What's good for OPEC is no longer good for one of its smallest members and its only representative from East Asia.
While most oil ministers, from Saudi Arabia to Venezuela to Libya, say high prices are here to stay, one oil minister may be trying to talk prices down.
Purnomo Yusgiantoro, the minister of energy and mineral resources for Indonesia, said that a rough consensus had formed among OPEC oil ministers that oil prices are too high.
"It has got to be lower than what we see today, because even OPEC doesn't like to see the high oil price," Purnomo said in an interview on Friday.
That consensus may not be as widely shared as Purnomo says. There are growing indications that OPEC's larger producers are actually getting more comfortable with higher oil prices.
That puts Indonesia in a unique -- and increasingly odd -- position that reflects how its standing within OPEC has changed as Indonesian oil production declines and domestic consumption grows.
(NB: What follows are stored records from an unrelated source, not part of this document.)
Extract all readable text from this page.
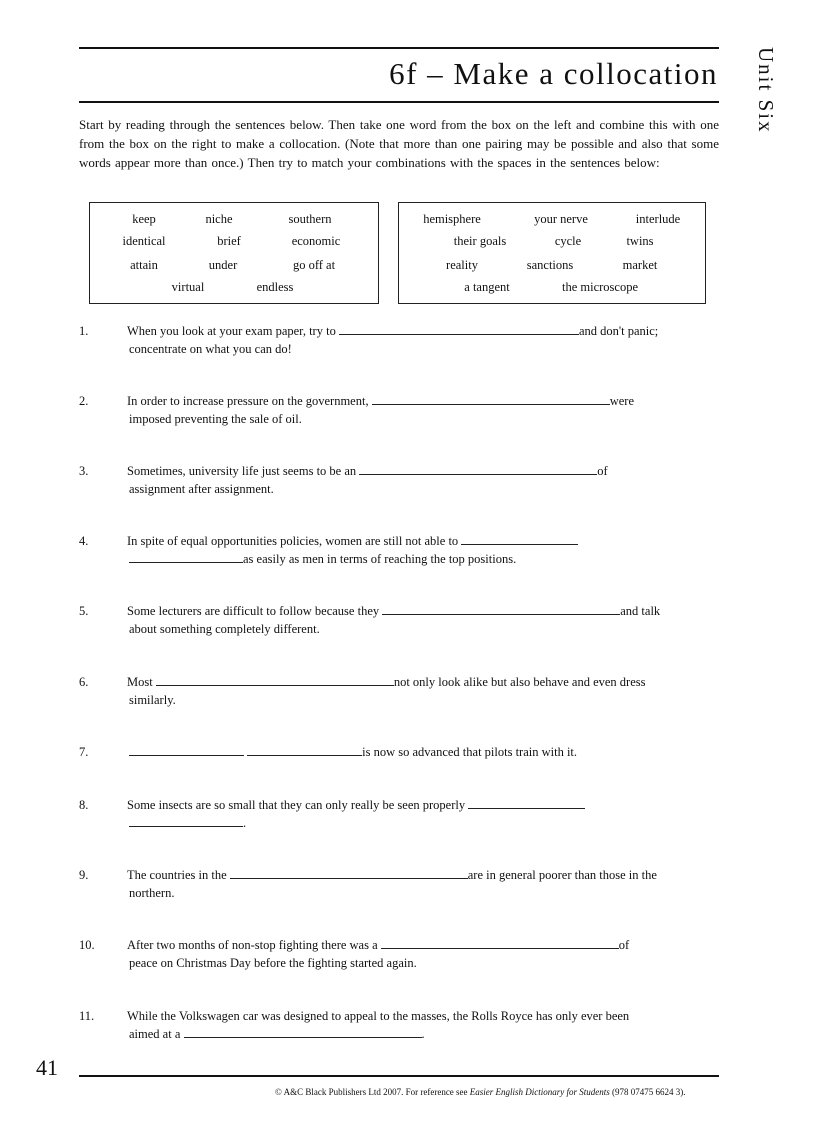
6f – Make a collocation Unit Six
Start by reading through the sentences below. Then take one word from the box on the left and combine this with one from the box on the right to make a collocation. (Note that more than one pairing may be possible and also that some words appear more than once.) Then try to match your combinations with the spaces in the sentences below:
keep	niche	southern
identical	brief	economic
attain	under	go off at
virtual	endless
hemisphere	your nerve	interlude
their goals	cycle	twins
reality	sanctions	market
a tangent	the microscope
1.	When you look at your exam paper, try to	and don't panic;
concentrate on what you can do!
2.	In order to increase pressure on the government,	were
imposed preventing the sale of oil.
3.	Sometimes, university life just seems to be an	of
assignment after assignment.
4.	In spite of equal opportunities policies, women are still not able to
as easily as men in terms of reaching the top positions.
5.	Some lecturers are difficult to follow because they	and talk
about something completely different.
6.	Most	not only look alike but also behave and even dress
similarly.
7.	is now so advanced that pilots train with it.
8.	Some insects are so small that they can only really be seen properly
.
9.	The countries in the	are in general poorer than those in the
northern.
10.	After two months of non-stop fighting there was a	of
peace on Christmas Day before the fighting started again.
11.	While the Volkswagen car was designed to appeal to the masses, the Rolls Royce has only ever been
aimed at a	.
41
© A&C Black Publishers Ltd 2007. For reference see Easier English Dictionary for Students (978 07475 6624 3).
For the last two years, Indonesia has not been able to meet its share of production assigned by OPEC, which stands at 1.4 million barrels a day. The country produced an average of 1.1 million barrels a day last year, well below its OPEC limit, and down from 1991's average of 1.6 million barrels a day, according to figures compiled by the US Energy Information Administration.
And while the world's producers struggled last year to meet runaway demand, Indonesia suffered the final indignity for a member of the oil-exporters' club: During the last four months of last year, the country had to import some oil. Now, the government is considering leaving OPEC.
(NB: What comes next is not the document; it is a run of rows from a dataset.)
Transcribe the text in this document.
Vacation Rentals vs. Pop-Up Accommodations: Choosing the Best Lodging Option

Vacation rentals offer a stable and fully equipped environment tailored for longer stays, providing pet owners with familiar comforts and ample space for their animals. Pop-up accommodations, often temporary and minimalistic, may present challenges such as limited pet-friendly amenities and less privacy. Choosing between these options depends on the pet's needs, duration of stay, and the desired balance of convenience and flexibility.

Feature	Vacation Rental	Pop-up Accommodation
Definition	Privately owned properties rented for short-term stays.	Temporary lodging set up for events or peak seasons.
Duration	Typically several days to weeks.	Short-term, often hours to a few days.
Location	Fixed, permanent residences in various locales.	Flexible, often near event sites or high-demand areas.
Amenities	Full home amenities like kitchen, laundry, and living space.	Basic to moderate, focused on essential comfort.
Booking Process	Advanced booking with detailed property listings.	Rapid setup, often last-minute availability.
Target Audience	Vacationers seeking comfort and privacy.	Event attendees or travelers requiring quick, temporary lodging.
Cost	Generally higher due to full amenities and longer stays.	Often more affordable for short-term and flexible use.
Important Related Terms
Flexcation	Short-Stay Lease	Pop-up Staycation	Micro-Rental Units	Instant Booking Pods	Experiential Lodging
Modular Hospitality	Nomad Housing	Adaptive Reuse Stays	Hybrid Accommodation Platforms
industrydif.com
Paradoxically for an oil producer, the high international prices are hurting Indonesia's public finances because the government subsidizes its domestic fuel sales, fixing a lower price at home than on the international market. With rising costs, Purnomo said that the Cabinet planned to announce a 29 percent increase in retail prices for gasoline and diesel fuel tomorrow night. The measure, he acknowledged, will be unpopular and is likely to prompt protests.
But these concerns are far from the minds of Purnomo's counterparts within OPEC, who are getting bolder in their public comments about where they think prices are headed. On Thursday, Ali al-Naimi, Saudi Arabia's oil minister, said he thought prices would remain at US$40 to US$50 a barrel this year. His remarks echoed a similar message from the last meeting of OPEC ministers, in January, when many said US$50 a barrel was not hurting the world economy.
Acknowledging such sentiments, Purnomo cautioned that OPEC ministers would not necessarily agree to increase production at their next meeting, on March 16 in Isfahan, Iran. International oil demand tends to drop each spring, he said, and OPEC oil ministers will be wary of adjusting supply before seeing how big this year's drop may be.
Purnomo said he personally would like to see a drop in Indonesian crude oil prices by late spring to US$35 a barrel, the price assumed in the national budget for calculating the cost of domestic gasoline and diesel subsidies. Indonesian crude trades at a slight discount to the much-more-heavily-traded West Texas Intermediate and Brent crudes. In New York, crude oil futures for April delivery rose US$0.10 to US$51.49 a barrel. Prices have risen 44 percent in the last year.